Terza questione: i migranti e i barconi nel Mediterraneo. Anche se adesso i cittadini europei sembrano infastiditi più dalle ondate di migranti in arrivo che dalle loro morti in massa al largo delle nostre coste, un sentimento oscuro aleggia necessariamente: i governanti dell’Europa, che stanno lasciando morire migliaia di esseri umani oggi, non lasceranno anche noi morire così, se un domani la vita ci condurrà, per ragioni economiche o politiche, ad essere in uno stato di vulnerabilità assoluta, come oggi sono i migranti? Il sentimento di legittimità di governanti del genere è minato alla base, per quanto non esplicitamente. Tutti sappiamo chiaramente che quando gli africani – da qualunque nazione essi provengano – avranno la possibilità di dedicare del tempo a scrivere la loro narrazione e a far conoscere le loro storie, storie di interi popoli, tutti noi, europei in primis, dovremo fare i conti con la storia di un nuovo sterminio, ancora una volta nel cuore dell’Europa, nel ventre del suo mare, in mezzo alle sue terre, Mediterraneo; sterminio dalle proporzioni immani e che non potrà, quasi certamente, avere alcun tempio che contenga i nomi di tutti, perché quei nomi sono, per lo più, sconosciuti: intere famiglie sono morte e nessuno è rimasto a ricordarle o a cercarle. E non ci saranno organizzazioni facoltose a coordinare le ricerche, né le sepolture. Che sentimento di legittimità può legare cittadini a organi di governo che permettono tutto questo, avendo, per altro, ratificato con delle convenzioni la Dichiarazione dei Diritti umani del 1948? Ciò vale sia per le istituzioni europee che, beninteso e a maggior ragione, per i governi dei singoli Stati membri.

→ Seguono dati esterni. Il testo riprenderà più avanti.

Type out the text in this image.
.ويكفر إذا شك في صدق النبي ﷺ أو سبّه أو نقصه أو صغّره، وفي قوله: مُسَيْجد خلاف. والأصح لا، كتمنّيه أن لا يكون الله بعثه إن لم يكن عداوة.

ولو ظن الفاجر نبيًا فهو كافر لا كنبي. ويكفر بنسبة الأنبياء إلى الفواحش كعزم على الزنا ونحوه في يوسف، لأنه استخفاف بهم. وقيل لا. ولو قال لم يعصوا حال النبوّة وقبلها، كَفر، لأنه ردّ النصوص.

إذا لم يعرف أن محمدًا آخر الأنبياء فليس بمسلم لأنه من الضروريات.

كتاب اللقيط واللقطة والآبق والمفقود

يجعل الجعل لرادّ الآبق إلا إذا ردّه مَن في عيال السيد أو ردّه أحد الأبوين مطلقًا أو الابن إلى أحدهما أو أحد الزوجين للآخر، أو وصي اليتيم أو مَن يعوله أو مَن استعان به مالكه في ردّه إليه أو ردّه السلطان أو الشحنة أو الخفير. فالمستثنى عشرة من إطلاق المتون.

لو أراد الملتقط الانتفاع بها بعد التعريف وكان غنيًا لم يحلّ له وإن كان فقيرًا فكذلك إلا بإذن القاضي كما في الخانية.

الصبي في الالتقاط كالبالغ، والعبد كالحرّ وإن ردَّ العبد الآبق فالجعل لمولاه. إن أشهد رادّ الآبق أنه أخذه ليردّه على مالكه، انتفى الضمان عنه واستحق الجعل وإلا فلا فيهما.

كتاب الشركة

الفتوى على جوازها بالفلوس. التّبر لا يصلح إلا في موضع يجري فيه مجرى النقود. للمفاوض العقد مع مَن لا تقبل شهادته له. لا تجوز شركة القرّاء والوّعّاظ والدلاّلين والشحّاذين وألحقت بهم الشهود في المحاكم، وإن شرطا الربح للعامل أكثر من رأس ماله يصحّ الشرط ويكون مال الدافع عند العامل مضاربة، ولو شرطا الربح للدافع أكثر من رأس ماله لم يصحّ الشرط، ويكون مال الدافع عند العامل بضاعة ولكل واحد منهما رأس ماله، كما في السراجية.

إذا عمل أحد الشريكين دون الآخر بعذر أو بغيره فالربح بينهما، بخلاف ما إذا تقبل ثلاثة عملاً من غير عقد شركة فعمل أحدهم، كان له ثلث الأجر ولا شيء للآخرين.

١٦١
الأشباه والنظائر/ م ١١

Possono essere legittime delle istituzioni che prendono simili posizioni? Certamente lo sono da un punto di vista giuridico – per quanto il loro valore nella politica internazionale sia, quanto meno, dubbio – ma non possono esserlo rispetto all’orizzonte di reciproco affidamento che Weil voleva restituire alla parola legittimità, per ricostruire il quale aveva immaginato un libero e partecipato processo costituente per la Francia postbellica.

Ora in Europa da molto tempo manca questo orientamento del pensiero verso un nuovo momento costituente, visto che quello della Costituzione si è arenato dopo i veti di Francia e Paesi Bassi. Troppi e troppo diversi stimoli vengono dalla propaganda dei partiti, ma anche dalla propaganda del mercato: tutti ormai sono consapevoli che gli europei sono consumatori più che cittadini, come, d’altra parte, l’Europa è più un’unione economica che politica.

Cosa chiediamo, dunque, se non riprendere un processo costituente dal basso? Cioè a partire dalle idee e dai contributi che pensatori, intellettuali, cittadini, gruppi volessero proporre per rilanciare un momento costituente come investimento su tempo, spazio, beni e valori condivisi e da condividere, sul modello di quello che Weil aveva individuato e descritto nella Francia prerivoluzionaria, e che ebbe come frutto l’elezione dell’Assemblea Costituente: «Nessuna disciplina di partito, nessuna propaganda diffondeva il suo veleno. Una gran quantità di persone cercava davvero la giustizia e la verità. Si trattò di una fioritura di pensiero autentico. Il frutto naturale di quella fioritura fu l’Assemblea. In vista della creazione di una Costituzione, essa conservò per mesi la forza ispiratrice da cui era nata» (Ldgp, 94).

Il deficit di legittimità delle istituzioni europee potrebbe essere colmato, se esse divenissero capaci di ascoltare le istanze provenienti dalla «gran quantità di persone che cercano la giustizia e la verità».

Un gruppo di partecipanti al convegno SIMONE WEIL del 16 e 17 Aprile 2015

 

*In autunno la nostra rivista, accogliendo il senso dell’appello, si farà promotrice di iniziative più concrete che aprano una dscussione su alcuni grandi temi weiliani del presente: Costituente per l'Europa, sovranità nazionale, lavoro, partiti politici, formazione, scuola, giustizia, diritti, Mediterraneo.